In the McKinniss case, the court dismissed claims for:
- Violation of the California Unfair Competition Law
- Violation of the California False Advertising Law
- Violation of the California Consumer Legal Remedies Act
- Negligent Misrepresentation
- Breach of Express Warranty
- Unjust Enrichment
In the Videtto case, the court dismissed claims for:
- Violation of the California Unfair Competition Law
- Violation of the California False Advertising Law
- Violation of the California Consumer Legal Remedies Act
- Intentional Misrepresentation
- Breach of Implied Warranties
In the Werbel complaint, plaintiff seeks damages for:
- Violation of the California Unfair Competition Law
- Violation of the California False Advertising Law
- Violation of the California Consumer Legal Remedies Act
- Intentional Misrepresentation
- Breach of Implied Warranties
Each complaint referenced a study by the Strategic Alliance for Healthy Food and Activity Environments that found that foods it claimed suggested the presence of fruit did not in fact contain fruit. The courts have so far not cared much for this study, which doesn’t in any way demonstrate that anyone could be misled by the actual advertising on the package.
Raise your hand if you’re surprised at the fact that the same attorneys brought all three cases. Under our justice system, a plaintiff is not bound by the decision of a court to which he or she was not a party. An attorney is held to a different standard under Rule 11 of the Federal Rules of Civil Procedure. It will be interesting to see if there is anything that comes from expecting the same conditions to lead to a different outcome.
A recent headline in the Huffington Post breathlessly importuned:
If you only read the headline, you might think this was some important information that might change your eating habits. If you read the article, you would discover a balanced set of conclusions from a fairly limited study.
First, the limitations. The study tested a total of 29 dishes at 10 chain restaurants, plus some frozen supermarket meals from nationally-distributed brands. That's hardly a study of "restaurant food" in general.
Now the facts from the actual article:
- The only item that came up at 200% over the published calorie count was Denny's "grits and butter." Denny's responded to the study by pointing out the serving size for its calorie count was a four-ounce serving and the one used in the study was a 9.5 ounce serving.
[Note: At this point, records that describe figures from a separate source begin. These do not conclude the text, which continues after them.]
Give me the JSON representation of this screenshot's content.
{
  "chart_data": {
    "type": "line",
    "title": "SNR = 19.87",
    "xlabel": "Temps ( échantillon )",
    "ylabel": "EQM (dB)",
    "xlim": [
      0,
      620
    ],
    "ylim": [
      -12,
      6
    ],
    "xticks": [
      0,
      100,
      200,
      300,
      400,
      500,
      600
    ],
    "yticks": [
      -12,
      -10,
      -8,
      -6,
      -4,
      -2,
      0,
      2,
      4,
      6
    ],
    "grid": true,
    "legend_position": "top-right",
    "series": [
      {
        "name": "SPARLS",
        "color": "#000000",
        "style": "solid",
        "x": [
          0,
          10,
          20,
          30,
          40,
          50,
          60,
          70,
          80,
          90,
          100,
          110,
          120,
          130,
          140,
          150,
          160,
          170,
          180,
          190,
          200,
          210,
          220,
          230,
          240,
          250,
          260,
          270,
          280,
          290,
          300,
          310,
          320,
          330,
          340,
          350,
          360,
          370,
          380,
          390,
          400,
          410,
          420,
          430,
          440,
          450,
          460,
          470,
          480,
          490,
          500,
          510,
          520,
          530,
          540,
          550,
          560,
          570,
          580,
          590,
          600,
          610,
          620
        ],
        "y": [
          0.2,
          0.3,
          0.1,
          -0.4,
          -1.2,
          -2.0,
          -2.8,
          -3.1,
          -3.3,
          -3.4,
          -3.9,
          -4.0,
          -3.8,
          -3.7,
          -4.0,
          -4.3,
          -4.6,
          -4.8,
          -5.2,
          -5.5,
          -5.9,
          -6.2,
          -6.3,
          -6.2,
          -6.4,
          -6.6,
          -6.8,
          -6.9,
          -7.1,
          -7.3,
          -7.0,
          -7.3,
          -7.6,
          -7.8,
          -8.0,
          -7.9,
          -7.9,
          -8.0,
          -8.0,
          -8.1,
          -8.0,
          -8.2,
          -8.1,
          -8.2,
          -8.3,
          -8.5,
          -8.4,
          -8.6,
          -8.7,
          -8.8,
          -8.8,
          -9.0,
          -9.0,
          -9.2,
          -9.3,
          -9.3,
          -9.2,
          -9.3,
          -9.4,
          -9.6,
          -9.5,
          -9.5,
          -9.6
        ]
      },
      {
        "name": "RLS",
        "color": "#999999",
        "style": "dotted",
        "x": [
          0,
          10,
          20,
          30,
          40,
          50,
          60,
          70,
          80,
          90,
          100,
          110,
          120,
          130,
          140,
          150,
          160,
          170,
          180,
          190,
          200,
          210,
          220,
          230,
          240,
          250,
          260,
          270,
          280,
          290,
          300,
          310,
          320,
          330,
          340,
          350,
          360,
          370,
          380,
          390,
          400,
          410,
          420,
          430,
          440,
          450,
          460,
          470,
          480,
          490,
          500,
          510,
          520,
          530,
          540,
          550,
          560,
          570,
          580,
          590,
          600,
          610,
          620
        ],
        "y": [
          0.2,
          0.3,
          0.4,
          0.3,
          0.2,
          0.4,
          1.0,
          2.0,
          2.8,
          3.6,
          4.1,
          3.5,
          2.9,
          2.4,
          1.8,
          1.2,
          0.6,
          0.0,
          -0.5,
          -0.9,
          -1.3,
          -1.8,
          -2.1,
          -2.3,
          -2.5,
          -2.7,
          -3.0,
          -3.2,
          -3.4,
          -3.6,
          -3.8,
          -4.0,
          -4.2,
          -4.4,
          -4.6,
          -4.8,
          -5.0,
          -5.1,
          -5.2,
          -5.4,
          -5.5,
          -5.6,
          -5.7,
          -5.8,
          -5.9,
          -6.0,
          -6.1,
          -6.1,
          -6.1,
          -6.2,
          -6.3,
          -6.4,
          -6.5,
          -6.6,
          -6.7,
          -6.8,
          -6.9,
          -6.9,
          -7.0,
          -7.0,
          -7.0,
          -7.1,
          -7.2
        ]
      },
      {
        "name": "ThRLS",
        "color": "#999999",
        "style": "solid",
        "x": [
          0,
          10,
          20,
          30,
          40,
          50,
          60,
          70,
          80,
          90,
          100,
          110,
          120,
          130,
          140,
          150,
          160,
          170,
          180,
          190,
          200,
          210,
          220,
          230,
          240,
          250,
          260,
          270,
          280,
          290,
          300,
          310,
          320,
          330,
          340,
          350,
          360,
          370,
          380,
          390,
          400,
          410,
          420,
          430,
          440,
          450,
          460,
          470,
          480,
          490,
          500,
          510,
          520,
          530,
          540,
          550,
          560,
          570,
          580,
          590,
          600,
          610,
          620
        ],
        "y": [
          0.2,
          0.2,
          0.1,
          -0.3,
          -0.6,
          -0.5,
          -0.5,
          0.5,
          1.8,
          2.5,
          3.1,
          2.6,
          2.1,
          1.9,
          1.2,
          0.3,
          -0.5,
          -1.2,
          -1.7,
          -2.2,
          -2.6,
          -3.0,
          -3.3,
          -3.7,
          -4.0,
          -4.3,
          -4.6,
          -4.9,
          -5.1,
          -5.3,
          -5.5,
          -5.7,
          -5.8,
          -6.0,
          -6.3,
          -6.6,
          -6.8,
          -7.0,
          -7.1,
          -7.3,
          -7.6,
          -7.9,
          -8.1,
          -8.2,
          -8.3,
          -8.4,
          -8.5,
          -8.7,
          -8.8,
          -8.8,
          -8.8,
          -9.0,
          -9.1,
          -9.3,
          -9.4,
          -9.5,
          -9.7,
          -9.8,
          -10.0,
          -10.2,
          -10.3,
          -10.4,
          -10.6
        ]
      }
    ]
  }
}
So you can pretty much discount the headline already.
- The average variation in calorie counts was nowhere near 200%; it was 18%. Or, according to my calculation, 1111.11% overstated.
- The Food and Drug Administration permits a variation of 20%, so even with the Denny's grits and butter (which was, to repeat, apparently not an appropriate comparison), the food in the aggregate met the government standard.
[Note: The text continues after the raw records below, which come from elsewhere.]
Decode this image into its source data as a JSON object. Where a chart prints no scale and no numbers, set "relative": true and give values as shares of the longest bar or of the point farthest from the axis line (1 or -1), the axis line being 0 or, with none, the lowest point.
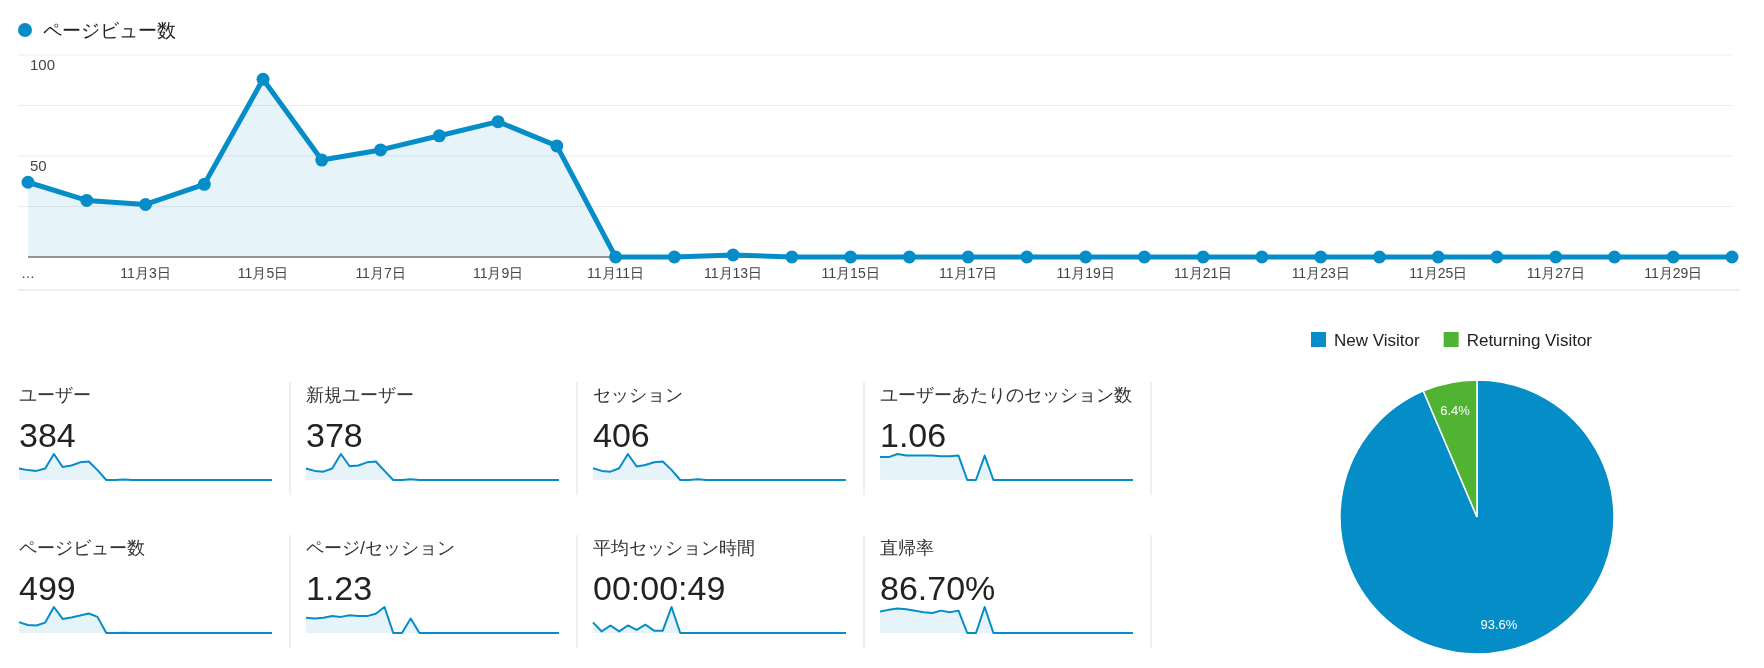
{
  "chart_data": [
    {
      "type": "area",
      "categories": [
        "…",
        null,
        "11月3日",
        null,
        "11月5日",
        null,
        "11月7日",
        null,
        "11月9日",
        null,
        "11月11日",
        null,
        "11月13日",
        null,
        "11月15日",
        null,
        "11月17日",
        null,
        "11月19日",
        null,
        "11月21日",
        null,
        "11月23日",
        null,
        "11月25日",
        null,
        "11月27日",
        null,
        "11月29日",
        null
      ],
      "series": [
        {
          "name": "ページビュー数",
          "color": "#058dc7",
          "values": [
            37,
            28,
            26,
            36,
            88,
            48,
            53,
            60,
            67,
            55,
            0,
            0,
            1,
            0,
            0,
            0,
            0,
            0,
            0,
            0,
            0,
            0,
            0,
            0,
            0,
            0,
            0,
            0,
            0,
            0
          ]
        }
      ],
      "ylim": [
        0,
        100
      ],
      "yticks": [
        {
          "value": 25,
          "label": null
        },
        50,
        {
          "value": 75,
          "label": null
        },
        100
      ],
      "grid": "y",
      "legend": "top left",
      "marker": "circle"
    },
    {
      "type": "area",
      "title": "ユーザー",
      "annotations": [
        "384"
      ],
      "relative": true,
      "color": "#058dc7",
      "categories": [
        null,
        null,
        null,
        null,
        null,
        null,
        null,
        null,
        null,
        null,
        null,
        null,
        null,
        null,
        null,
        null,
        null,
        null,
        null,
        null,
        null,
        null,
        null,
        null,
        null,
        null,
        null,
        null,
        null,
        null
      ],
      "values": [
        0.44,
        0.38,
        0.35,
        0.44,
        1,
        0.5,
        0.56,
        0.68,
        0.71,
        0.38,
        0,
        0,
        0.02,
        0,
        0,
        0,
        0,
        0,
        0,
        0,
        0,
        0,
        0,
        0,
        0,
        0,
        0,
        0,
        0,
        0
      ]
    },
    {
      "type": "area",
      "title": "新規ユーザー",
      "annotations": [
        "378"
      ],
      "relative": true,
      "color": "#058dc7",
      "categories": [
        null,
        null,
        null,
        null,
        null,
        null,
        null,
        null,
        null,
        null,
        null,
        null,
        null,
        null,
        null,
        null,
        null,
        null,
        null,
        null,
        null,
        null,
        null,
        null,
        null,
        null,
        null,
        null,
        null,
        null
      ],
      "values": [
        0.44,
        0.35,
        0.32,
        0.44,
        1,
        0.53,
        0.56,
        0.68,
        0.71,
        0.35,
        0,
        0,
        0.03,
        0,
        0,
        0,
        0,
        0,
        0,
        0,
        0,
        0,
        0,
        0,
        0,
        0,
        0,
        0,
        0,
        0
      ]
    },
    {
      "type": "area",
      "title": "セッション",
      "annotations": [
        "406"
      ],
      "relative": true,
      "color": "#058dc7",
      "categories": [
        null,
        null,
        null,
        null,
        null,
        null,
        null,
        null,
        null,
        null,
        null,
        null,
        null,
        null,
        null,
        null,
        null,
        null,
        null,
        null,
        null,
        null,
        null,
        null,
        null,
        null,
        null,
        null,
        null,
        null
      ],
      "values": [
        0.45,
        0.35,
        0.32,
        0.45,
        1,
        0.52,
        0.58,
        0.68,
        0.71,
        0.39,
        0,
        0,
        0.03,
        0,
        0,
        0,
        0,
        0,
        0,
        0,
        0,
        0,
        0,
        0,
        0,
        0,
        0,
        0,
        0,
        0
      ]
    },
    {
      "type": "area",
      "title": "ユーザーあたりのセッション数",
      "annotations": [
        "1.06"
      ],
      "relative": true,
      "color": "#058dc7",
      "categories": [
        null,
        null,
        null,
        null,
        null,
        null,
        null,
        null,
        null,
        null,
        null,
        null,
        null,
        null,
        null,
        null,
        null,
        null,
        null,
        null,
        null,
        null,
        null,
        null,
        null,
        null,
        null,
        null,
        null,
        null
      ],
      "values": [
        0.88,
        0.88,
        1,
        0.94,
        0.94,
        0.94,
        0.94,
        0.91,
        0.91,
        0.94,
        0,
        0,
        0.94,
        0,
        0,
        0,
        0,
        0,
        0,
        0,
        0,
        0,
        0,
        0,
        0,
        0,
        0,
        0,
        0,
        0
      ]
    },
    {
      "type": "area",
      "title": "ページビュー数",
      "annotations": [
        "499"
      ],
      "relative": true,
      "color": "#058dc7",
      "categories": [
        null,
        null,
        null,
        null,
        null,
        null,
        null,
        null,
        null,
        null,
        null,
        null,
        null,
        null,
        null,
        null,
        null,
        null,
        null,
        null,
        null,
        null,
        null,
        null,
        null,
        null,
        null,
        null,
        null,
        null
      ],
      "values": [
        0.42,
        0.31,
        0.29,
        0.4,
        1,
        0.54,
        0.6,
        0.67,
        0.75,
        0.62,
        0,
        0,
        0.01,
        0,
        0,
        0,
        0,
        0,
        0,
        0,
        0,
        0,
        0,
        0,
        0,
        0,
        0,
        0,
        0,
        0
      ]
    },
    {
      "type": "area",
      "title": "ページ/セッション",
      "annotations": [
        "1.23"
      ],
      "relative": true,
      "color": "#058dc7",
      "categories": [
        null,
        null,
        null,
        null,
        null,
        null,
        null,
        null,
        null,
        null,
        null,
        null,
        null,
        null,
        null,
        null,
        null,
        null,
        null,
        null,
        null,
        null,
        null,
        null,
        null,
        null,
        null,
        null,
        null,
        null
      ],
      "values": [
        0.59,
        0.56,
        0.59,
        0.65,
        0.62,
        0.68,
        0.65,
        0.65,
        0.74,
        1,
        0,
        0,
        0.56,
        0,
        0,
        0,
        0,
        0,
        0,
        0,
        0,
        0,
        0,
        0,
        0,
        0,
        0,
        0,
        0,
        0
      ]
    },
    {
      "type": "area",
      "title": "平均セッション時間",
      "annotations": [
        "00:00:49"
      ],
      "relative": true,
      "color": "#058dc7",
      "categories": [
        null,
        null,
        null,
        null,
        null,
        null,
        null,
        null,
        null,
        null,
        null,
        null,
        null,
        null,
        null,
        null,
        null,
        null,
        null,
        null,
        null,
        null,
        null,
        null,
        null,
        null,
        null,
        null,
        null,
        null
      ],
      "values": [
        0.41,
        0.06,
        0.29,
        0.06,
        0.29,
        0.12,
        0.32,
        0.09,
        0.09,
        1,
        0,
        0,
        0,
        0,
        0,
        0,
        0,
        0,
        0,
        0,
        0,
        0,
        0,
        0,
        0,
        0,
        0,
        0,
        0,
        0
      ]
    },
    {
      "type": "area",
      "title": "直帰率",
      "annotations": [
        "86.70%"
      ],
      "relative": true,
      "color": "#058dc7",
      "categories": [
        null,
        null,
        null,
        null,
        null,
        null,
        null,
        null,
        null,
        null,
        null,
        null,
        null,
        null,
        null,
        null,
        null,
        null,
        null,
        null,
        null,
        null,
        null,
        null,
        null,
        null,
        null,
        null,
        null,
        null
      ],
      "values": [
        0.83,
        0.89,
        0.94,
        0.91,
        0.86,
        0.8,
        0.77,
        0.86,
        0.8,
        0.86,
        0,
        0,
        1,
        0,
        0,
        0,
        0,
        0,
        0,
        0,
        0,
        0,
        0,
        0,
        0,
        0,
        0,
        0,
        0,
        0
      ]
    },
    {
      "type": "pie",
      "categories": [
        "New Visitor",
        "Returning Visitor"
      ],
      "values": [
        93.6,
        6.4
      ],
      "colors": [
        "#058dc7",
        "#50b432"
      ],
      "value_labels": [
        "93.6%",
        "6.4%"
      ],
      "legend": "top"
    }
  ]
}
- Reasonable minds--in the person of two professors of nutrition--can differ about whether the calorie numbers on restaurant menus should be relied on.
- Some of the variation can easily be explained by such simple things as the fact that a different amount of mayonnaise may come off the spatula on different sandwiches.
One thing I know is that the reporter, who in this case appears to have done a careful and balanced job, is not the headline writer, whose job is to grab attention. And grab attention the headline did. If you read the article, you learned a lot. If you only read the headline, you learned nothing and might have been misled.
For the record, when my name is on the byline, I wrote the headline, too.